Zwei weitere Gestalten traten vor, und Mara erkannte den einen sofort. Es war Thor oder Donar, wie man ihn hierzulande genannt hatte. Sein Gesicht mit den breiten Wangenknochen und dem kantigen Kinn hatte sich in ihr Gedächtnis eingebrannt, seit sie ihn auf seinem irrsinnigen Fischzug begleitet hatten, wo er versucht hatte, die Midgardschlange zu angeln.

Die andere Gestalt war eine Frau, und Mara musste unwillkürlich an die Frauenquote denken, über die sie in Sozialkunde debattiert hatten. Sieh mal an, die Asen hatten freiwillig eine Frau im Vorstand, dachte sie. Nicht genug für die Quote, aber immerhin.
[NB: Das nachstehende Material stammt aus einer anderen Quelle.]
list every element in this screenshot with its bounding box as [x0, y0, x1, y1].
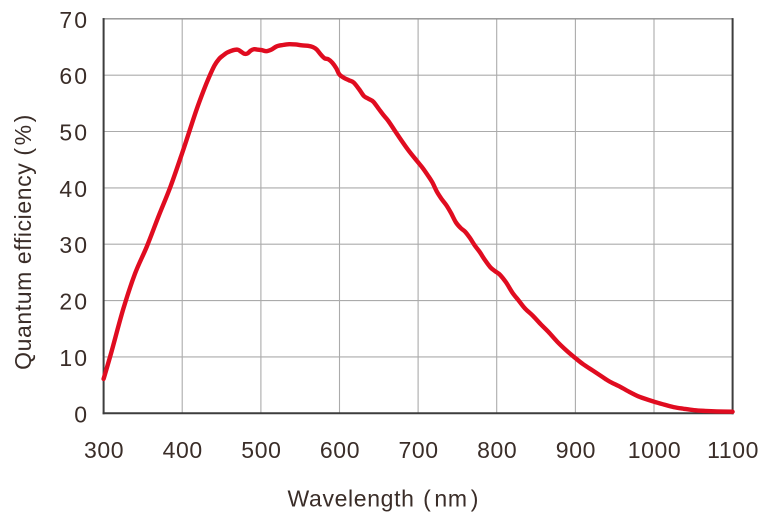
- svg-text:50: 50: [59, 120, 89, 146]
- svg-text:20: 20: [59, 289, 89, 315]
- svg-text:1100: 1100: [707, 437, 759, 463]
- svg-text:900: 900: [556, 437, 596, 463]
- svg-text:600: 600: [320, 437, 360, 463]
- svg-text:40: 40: [59, 176, 89, 202]
- svg-text:70: 70: [59, 7, 89, 33]
- svg-text:800: 800: [477, 437, 517, 463]
- svg-text:30: 30: [59, 232, 89, 258]
- svg-text:500: 500: [241, 437, 281, 463]
- svg-text:300: 300: [84, 437, 124, 463]
- svg-text:700: 700: [399, 437, 439, 463]
- svg-text:Wavelength(nm): Wavelength(nm): [288, 486, 480, 512]
- svg-text:10: 10: [59, 345, 89, 371]
- svg-text:Quantum efficiency(%): Quantum efficiency(%): [10, 114, 36, 370]
- svg-text:0: 0: [74, 401, 89, 427]
- svg-text:400: 400: [163, 437, 203, 463]
- svg-text:60: 60: [59, 63, 89, 89]
- svg-text:1000: 1000: [628, 437, 682, 463]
»Mein Gemahl«, sprach die Frau und griff Odins Hand. »Auch ich spüre es: keine Riten, keine Opfergaben … und doch nennt man mich.«

Der Professor grübelte. »Odin, Tyr, Thor, Frigg … was könnte der Grund sein, dass ausgerechnet die vier … Hm …«

Er fasste Mara am Arm, um nicht den Kontakt zu verlieren, und zog sanft daran. »Komm mit, ich will die genauer ansehen, wer weiß, wann ich das noch einmal erleben darf!«

Mara folgte ihm widerwillig, denn ihr war die Situation nach wie vor unheimlich. Trotzdem gingen sie nun langsam im Kreis und sahen sich die Götter ganz genau an. Die nahmen von ihnen weiterhin keine Notiz, waren auch ohnehin genug mit sich selbst beschäftigt.

»Odin, Tyr, Thor oder Donar … Frigg oder Frija … Ich hab’s! Natürlich, die Wochentage! Es sind die Wochentagsnamen!«, rief der Professor plötzlich aus. »Der englische Wednesday ist Odins Tag, Wodens Day

»Ich weiß, das hab ich …« begann Mara, aber der Professor war schon voll in Fahrt. »Tyrsdagr ist unser Dienstag, dazu Donarstag und der Friday, Frjadagr, der Freitag! Das ist die Erklärung, Mara! Verstehst du nicht?«

»Wann hätte ich denn sagen sollen, dass ich was verstehe? Sie lassen einem ja nicht mal ein Komma«, gab Mara etwas beleidigt zurück. Denn die Sache mit den Wochentagen wusste sie ja in der Tat schon lange. Das war eins der ersten Dinge, die sie im Internet über die alten Götter rausgefunden hatte.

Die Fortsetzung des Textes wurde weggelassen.